I thought I’d seen it all. Bruises so deep they were almost black. Gunshot wounds. Stabbings. Concussions. Broken bones. The most outrageous things I could ever imagine shoved up orifices they had no business being in. But nothing—not even amputating a man’s leg with a glorified pair of scissors on thedeck of a helo flying over the Al-Faw Peninsula—prepared me for what I saw the first, last, and only time McCabe called me to the warehouse.

Raelynn—the newest member of the team—was still recovering from a partially dislocated shoulder. But a couple of assholes broke into her home and, in less than an hour, put her in such a bad state, if McCabe hadn’t been a universal blood donor, she’d probably be dead.

I’ve seen her and her guy—Nash—a couple of times since that night, checking on bruises, dislocated joints, and severe smoke inhalation. They’re all healed up now, thank God. She’s the one who told me McCabe and his wife had a baby girl. The kid is almost twelve weeks old now. I’ll never meet her. Never know her name.

Why does that bother me?

I wasn’t supposed to get close enough to any of his team to care. No details. No questions. Stay on the outside. Always.

But Raelynn reminds me a little of Tessa. The same smart mouth. The same attitude. The same stubborn refusal to take it easy. So when I realized how badly she was injured, I laid into McCabe. He told me to patch her up and get the fuck out.

It’d be easy enough to flip a U-turn. See if he really is there. But what the hell would I say to the man?

“Anyone need a doctor?”

“Still saving the world or are you on permanent diaper duty?”

“If you don’t need me anymore, you can stop with the ridiculously large paychecks.”

He’d probably kick my ass.

A horn blares. I slam on the brakes, coming to a stop only inches from the car in front of me.

Fuck. Pay attention. You got too close and you got burned.
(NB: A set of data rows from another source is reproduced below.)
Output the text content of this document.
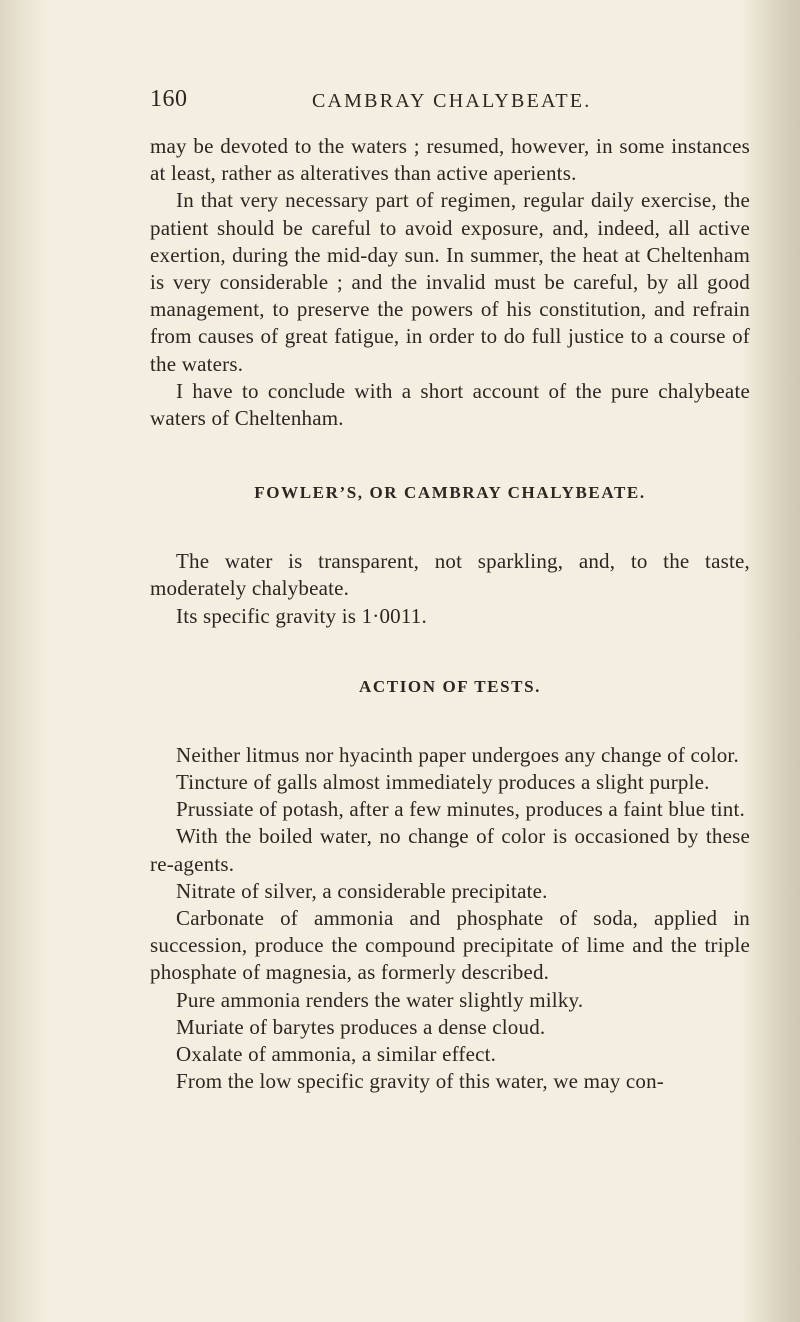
160	CAMBRAY CHALYBEATE.

may be devoted to the waters ; resumed, however, in some instances at least, rather as alteratives than active aperients.

In that very necessary part of regimen, regular daily exercise, the patient should be careful to avoid exposure, and, indeed, all active exertion, during the mid-day sun. In summer, the heat at Cheltenham is very considerable ; and the invalid must be careful, by all good management, to preserve the powers of his constitution, and refrain from causes of great fatigue, in order to do full justice to a course of the waters.

I have to conclude with a short account of the pure chalybeate waters of Cheltenham.

FOWLER’S, OR CAMBRAY CHALYBEATE.

The water is transparent, not sparkling, and, to the taste, moderately chalybeate.

Its specific gravity is 1·0011.

ACTION OF TESTS.

Neither litmus nor hyacinth paper undergoes any change of color.

Tincture of galls almost immediately produces a slight purple.

Prussiate of potash, after a few minutes, produces a faint blue tint.

With the boiled water, no change of color is occasioned by these re-agents.

Nitrate of silver, a considerable precipitate.

Carbonate of ammonia and phosphate of soda, applied in succession, produce the compound precipitate of lime and the triple phosphate of magnesia, as formerly described.

Pure ammonia renders the water slightly milky.

Muriate of barytes produces a dense cloud.

Oxalate of ammonia, a similar effect.

From the low specific gravity of this water, we may con-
With a quick shake of my head, I clear the cobwebs and focus on my destination. It’s only been ten days since I last flew up to Blakely. But after a year of spending almost all my free time up there, the island is in my blood now.

Or maybe it’s Nat who keeps drawing me back. The memory of the one night where we almost lost ourselves in one another haunts me. It was over a year ago now. The 4th of July has come and gone again, but I can’t forget how she felt in my arms. How she tasted. How she wanted me as much as I wanted her.

Until she didn’t.

She stopped meeting me at the boathouse after that night. But sometimes, I catch her watching me from her deck. I’ve waved, hoping to entice her to come down and chat. But she never has.

Gladys, on the other hand, is always waiting for me. Usually with a bag of cookies or brownies or a slice of pie for the “Dr. Sexy Pants” who came to her rescue. If it weren’t for how terrified her niece was that night, I’d be convinced she faked that whole episode of confusion just to get me and Nat in the same room together.

I get the sense Gladys doesn’t have many people who’ll sit and listen to her—besides Nat. I try to show up half an hour before check-in every week to let her talk my ear off. Or interrogate me. Most of the time, she steers the conversation toward Nat before long. I don’t have the heart to tell her Nat and I will never be more than strangers.

Once or twice, I’ve helped Gladys with odd jobs she can’t do on her own. Like changing her lightbulbs or the batteries in her smoke detectors. I cleaned her gutters one week. Replaced a rotten board on her deck. A month ago, after several trips without a project, I offered to scrape the moss from the shady side of her house. Just to have a reason to chat with her.

I wonder if she’ll have anything for me to do this time.

My phone rings, the car’s in-dash display flashing:Medical Clinic.

“Reynolds,” I say when the call connects.